A sample file of sequences looks like:
>Human-beta
VHLTPEEKSAVTALWGKVNVDEVGGEALGRLLVVYPWTQRFFESFGDLSTPDAVMGNPKV
KAHGKKVLGAFSDGLAHLDNLKGTFATLSELHCDKLHVDPENFRLLGNVLVCVLAHHFGK
EFTPPVQAAYQKVVAGVANALAHKYH
>Horse-beta
VQLSGEEKAAVLALWDKVNEEEVGGEALGRLLVVYPWTQRFFDSFGDLSNPGAVMGNPKV
KAHGKKVLHSFGEGVHHLDNLKGTFAALSELHCDKLHVDPENFRLLGNVLVVVLARHFGK
DFTPELQASYQKVVAGVANALAHKYH
>Human-alpha
VLSPADKTNVKAAWGKVGAHAGEYGAEALERMFLSFPTTKTYFPHFDLSHGSAQVKGHGK
KVADALTNAVAHVDDMPNALSALSDLHAHKLRVDPVNFKLLSHCLLVTLAAHLPAEFTPA
VHASLDKFLASVSTVLTSKYR
>Horse-alpha
VLSAADKTNVKAAWSKVGGHAGEYGAEALERMFLGFPTTKTYFPHFDLSHGSAQVKAHGK
KVGDALTLAVGHLDDLPGALSNLSDLHAHKLRVDPVNFKLLSHCLLSTLAVHLPNDFTPA
VHASLDKFLSSVSTVLTSKYR
>Sea-lamprey
PIVDTGSVAPLSAAEKTKIRSAWAPVYSDYETSGVDILVKFFTSTPAAEEFFPKFKGLTT
ADELKKSADVRWHAERIIDAVDDAVASMDDTEKMSSMKDLSGKHAKSFEVDPEYFKVLAA
VIADTVAAGDAGFEKLLRMICIL
LRSAY
>Sperm-whale
VLSEGEWQLVLHVWAKVEADVAGHGQDILIRLFKSHPETLEKFDRFKHLKTEAEMKASED
LKKHGVTVLTALGAILKKKGHHEAELKPLAQSHATKHKIPIKYLEFISEAIIHVLHSRHP
GDFGADAQGAMNKALELFRKDIAAKYKELG
YQG
>Yellow-lupin
GALTESQAALVKSSWEEFNANIPKHTHRFFILVLEIAPAAKDLFSSFLKGGTSEVPQNNPE
LQAHAGKVFKLVYEAAIQLEVTGVVASDATLKNLGSVHVSKGVVADAHFPVVKEAILKTIK
EVVGAKWSEELNSAWTIAYDELAIVIKKEMDDAA
The string after ">" is the name of the following sequence.

To find the best alignment of sequences in file A,
use a command of form

	   map  A  gs  ms  q  r > result

where map is the name of the object code, gs is the minimum length
of any gap in a short sequence charged with a constant gap penalty,
ms is a negative integer specifying mismatch weight, q and r are
non-negative integers specifying gap-open and gap-extend penalties,
respectively.
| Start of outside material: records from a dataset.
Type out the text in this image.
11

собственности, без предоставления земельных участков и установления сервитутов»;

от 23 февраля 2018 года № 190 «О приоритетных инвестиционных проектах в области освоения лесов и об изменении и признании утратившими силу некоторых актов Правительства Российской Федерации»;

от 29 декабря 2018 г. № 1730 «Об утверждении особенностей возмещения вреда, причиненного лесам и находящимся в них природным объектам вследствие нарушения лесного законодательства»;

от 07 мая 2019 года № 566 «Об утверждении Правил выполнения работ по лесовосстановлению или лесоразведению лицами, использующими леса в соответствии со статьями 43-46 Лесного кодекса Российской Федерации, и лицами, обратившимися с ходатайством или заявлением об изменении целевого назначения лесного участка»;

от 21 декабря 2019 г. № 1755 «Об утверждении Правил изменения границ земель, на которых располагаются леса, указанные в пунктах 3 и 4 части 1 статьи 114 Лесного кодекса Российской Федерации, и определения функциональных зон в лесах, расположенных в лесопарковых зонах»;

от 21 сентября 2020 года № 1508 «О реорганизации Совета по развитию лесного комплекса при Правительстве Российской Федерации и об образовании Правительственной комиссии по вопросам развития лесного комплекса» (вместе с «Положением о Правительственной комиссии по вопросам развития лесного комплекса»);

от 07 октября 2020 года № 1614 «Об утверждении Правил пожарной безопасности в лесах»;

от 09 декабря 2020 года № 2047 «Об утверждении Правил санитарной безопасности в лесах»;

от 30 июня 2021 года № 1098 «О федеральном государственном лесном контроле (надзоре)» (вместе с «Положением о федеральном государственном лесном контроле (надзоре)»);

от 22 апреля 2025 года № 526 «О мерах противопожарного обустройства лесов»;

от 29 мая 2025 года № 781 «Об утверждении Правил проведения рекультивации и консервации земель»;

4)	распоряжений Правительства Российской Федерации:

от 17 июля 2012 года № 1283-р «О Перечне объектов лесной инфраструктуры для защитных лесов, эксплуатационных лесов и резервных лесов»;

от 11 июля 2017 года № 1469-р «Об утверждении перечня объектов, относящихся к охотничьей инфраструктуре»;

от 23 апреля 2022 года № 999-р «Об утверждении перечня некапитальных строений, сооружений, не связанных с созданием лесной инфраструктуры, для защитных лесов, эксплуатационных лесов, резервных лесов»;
Output alignments are saved in the file "result".

For using a scoring matrix defined in file S, use a command of form

	   map  A  gs  S  q  r > result

Note that ms is replaced by the file S.

Acknowledgments
The function diff() from Gene Myers is modified and used here.
The author thanks Chunwei Wang for pointing out the problem
with existing multiple alignment software.
The author also thanks Dave Gordon and John Hunt for suggesting
that the alignment be produced in flat and interleaved formats
so that it can be read by some phylogenetic analysis programs.